The rural silence would occasionally be broken with an ‘ouch’ as one of us would get scratched by a prickly briar or stung by a nettle. But all would be worth it when the collection truck arrived, hoping and praying that your crop weighed heavy enough to earn a pound, a fortune to us at the time. Sometimes, a little added water could make up the weight, although we’re sure the driver always knew what we were up to. He would smile as he placed the hard- earned cash into our hands. Some weeks were good and others disappointing, but the lasting memories of time spent with siblings and friends is something money can’t buy.
Whenever we read Seamus Heaney’s wonderful poem ‘Blackberry Picking’ it takes us back to our childhood and we can still smell and taste those gorgeous fruits. He was obviously a blackberry picker himself.
Recipe for Irish Blackberry and Apple Pie
Ingredients:
For the pastry (you can always cheat and buy pre-prepared shortcrust pastry - Shhh! We won’t tell)
2 cups cream flour (if you can’t get cream flour use self-raising)
1/2 cup Irish butter (must be Irish)
Pinch of Salt
Ice Water
For the filling and prep
3 cups fresh blackberries
3 cups Peeled sliced apples
1/2 cup Sugar
2 tablespoons cream flour (for rolling out)
2 tablespoons Irish butter
Method:
1. Make shortcrust pastry using cream flour, Irish butter and ice water, then chill.
2. Roll out half the pastry and line a 9″ tin plate, then chill.
3. Mix blackberries, apples, sugar and cream flour together, add a pinch of salt.
4. Place in a chilled pie plate and dot top with the Irish butter. Chill again.
5. Roll out the second half of the pastry.
6. Place over fruit, dampen edges and decorate before sealing. You can get adventurous here or keep it simple.

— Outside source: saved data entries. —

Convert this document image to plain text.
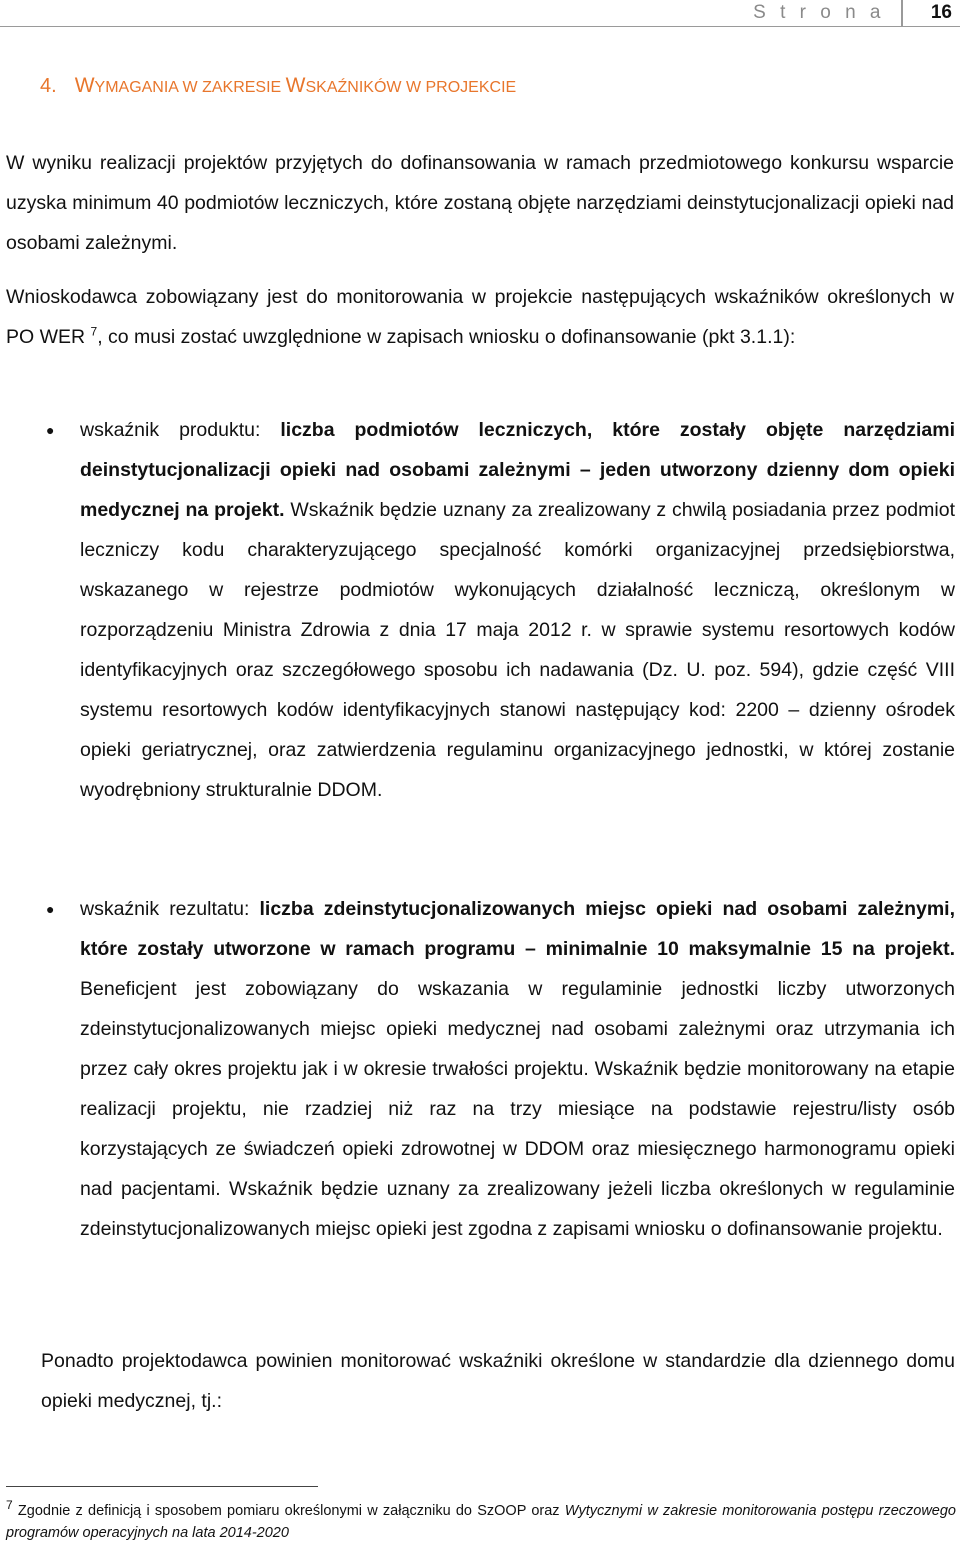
S t r o n a 16
4. WYMAGANIA W ZAKRESIE WSKAŹNIKÓW W PROJEKCIE
W wyniku realizacji projektów przyjętych do dofinansowania w ramach przedmiotowego konkursu wsparcie uzyska minimum 40 podmiotów leczniczych, które zostaną objęte narzędziami deinstytucjonalizacji opieki nad osobami zależnymi.
Wnioskodawca zobowiązany jest do monitorowania w projekcie następujących wskaźników określonych w PO WER $^7$, co musi zostać uwzględnione w zapisach wniosku o dofinansowanie (pkt 3.1.1):
● wskaźnik produktu: liczba podmiotów leczniczych, które zostały objęte narzędziami deinstytucjonalizacji opieki nad osobami zależnymi – jeden utworzony dzienny dom opieki medycznej na projekt. Wskaźnik będzie uznany za zrealizowany z chwilą posiadania przez podmiot leczniczy kodu charakteryzującego specjalność komórki organizacyjnej przedsiębiorstwa, wskazanego w rejestrze podmiotów wykonujących działalność leczniczą, określonym w rozporządzeniu Ministra Zdrowia z dnia 17 maja 2012 r. w sprawie systemu resortowych kodów identyfikacyjnych oraz szczegółowego sposobu ich nadawania (Dz. U. poz. 594), gdzie część VIII systemu resortowych kodów identyfikacyjnych stanowi następujący kod: 2200 – dzienny ośrodek opieki geriatrycznej, oraz zatwierdzenia regulaminu organizacyjnego jednostki, w której zostanie wyodrębniony strukturalnie DDOM.
● wskaźnik rezultatu: liczba zdeinstytucjonalizowanych miejsc opieki nad osobami zależnymi, które zostały utworzone w ramach programu – minimalnie 10 maksymalnie 15 na projekt. Beneficjent jest zobowiązany do wskazania w regulaminie jednostki liczby utworzonych zdeinstytucjonalizowanych miejsc opieki medycznej nad osobami zależnymi oraz utrzymania ich przez cały okres projektu jak i w okresie trwałości projektu. Wskaźnik będzie monitorowany na etapie realizacji projektu, nie rzadziej niż raz na trzy miesiące na podstawie rejestru/listy osób korzystających ze świadczeń opieki zdrowotnej w DDOM oraz miesięcznego harmonogramu opieki nad pacjentami. Wskaźnik będzie uznany za zrealizowany jeżeli liczba określonych w regulaminie zdeinstytucjonalizowanych miejsc opieki jest zgodna z zapisami wniosku o dofinansowanie projektu.
Ponadto projektodawca powinien monitorować wskaźniki określone w standardzie dla dziennego domu opieki medycznej, tj.:
$^7$ Zgodnie z definicją i sposobem pomiaru określonymi w załączniku do SzOOP oraz Wytycznymi w zakresie monitorowania postępu rzeczowego programów operacyjnych na lata 2014-2020
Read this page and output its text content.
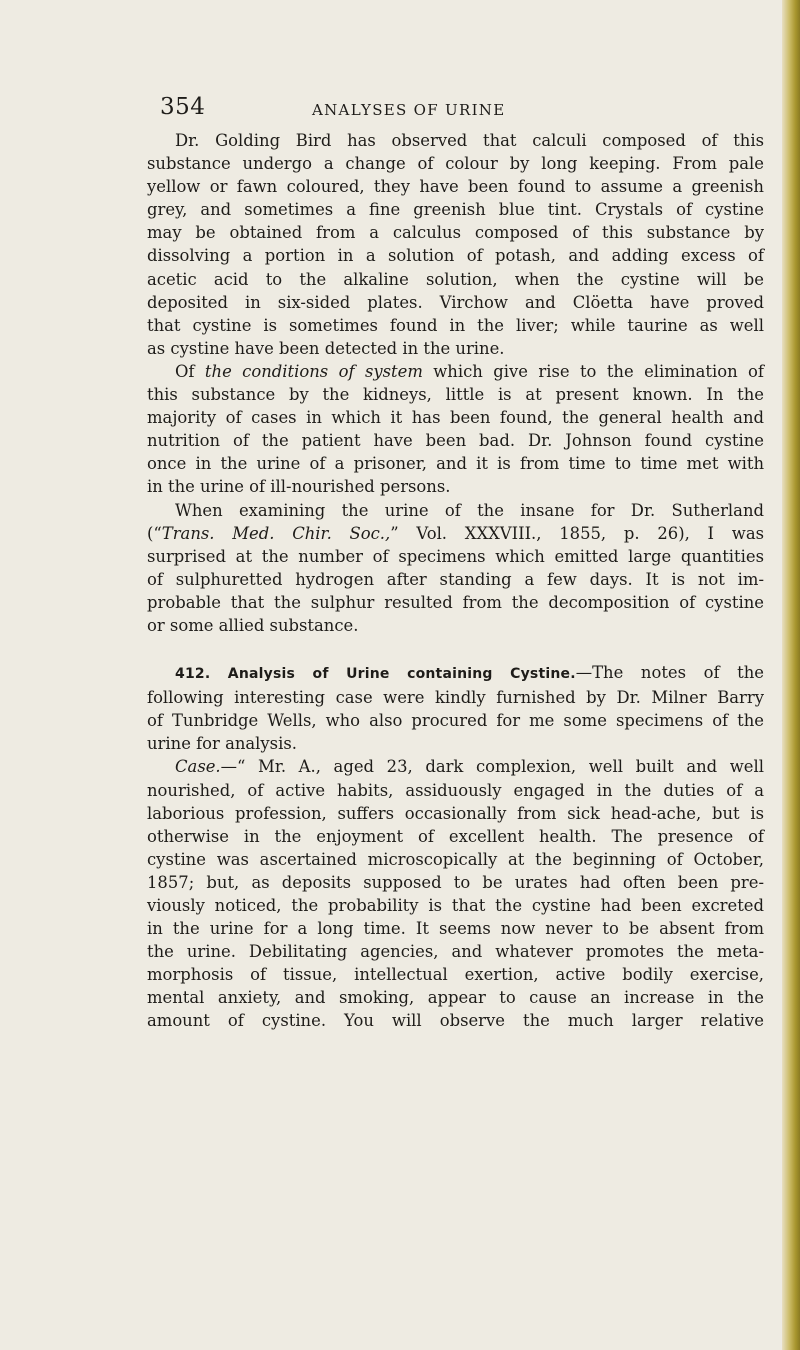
354	ANALYSES OF URINE

Dr. Golding Bird has observed that calculi composed of this
substance undergo a change of colour by long keeping. From pale
yellow or fawn coloured, they have been found to assume a greenish
grey, and sometimes a fine greenish blue tint. Crystals of cystine
may be obtained from a calculus composed of this substance by
dissolving a portion in a solution of potash, and adding excess of
acetic acid to the alkaline solution, when the cystine will be
deposited in six-sided plates. Virchow and Clöetta have proved
that cystine is sometimes found in the liver; while taurine as well
as cystine have been detected in the urine.

Of the conditions of system which give rise to the elimination of
this substance by the kidneys, little is at present known. In the
majority of cases in which it has been found, the general health and
nutrition of the patient have been bad. Dr. Johnson found cystine
once in the urine of a prisoner, and it is from time to time met with
in the urine of ill-nourished persons.

When examining the urine of the insane for Dr. Sutherland
(“Trans. Med. Chir. Soc.,” Vol. XXXVIII., 1855, p. 26), I was
surprised at the number of specimens which emitted large quantities
of sulphuretted hydrogen after standing a few days. It is not im-
probable that the sulphur resulted from the decomposition of cystine
or some allied substance.

412. Analysis of Urine containing Cystine.—The notes of the
following interesting case were kindly furnished by Dr. Milner Barry
of Tunbridge Wells, who also procured for me some specimens of the
urine for analysis.

Case.—“ Mr. A., aged 23, dark complexion, well built and well
nourished, of active habits, assiduously engaged in the duties of a
laborious profession, suffers occasionally from sick head-ache, but is
otherwise in the enjoyment of excellent health. The presence of
cystine was ascertained microscopically at the beginning of October,
1857; but, as deposits supposed to be urates had often been pre-
viously noticed, the probability is that the cystine had been excreted
in the urine for a long time. It seems now never to be absent from
the urine. Debilitating agencies, and whatever promotes the meta-
morphosis of tissue, intellectual exertion, active bodily exercise,
mental anxiety, and smoking, appear to cause an increase in the
amount of cystine. You will observe the much larger relative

7. Pinch the edges for decoration and prick top to allow steam to escape.
8. Place pie plate on baking sheet (this will catch any juices).
9. Bake at 425F (220C) for 15 minutes.
10. Reduce heat to 375F (190C)
11. Bake for 20-30 minutes or until top is nicely browned.
Picking
The thorns can be vicious thorns and anyone who tries to pick the fruit ends up with a scratch or two to show for their efforts. The fruit is red at first only becoming purple-black when ripe so then it’s a race to get the best before the competition - the birds and the other pickers. Our Irish Blackberry is a native plant and belongs to the family Rosaceae.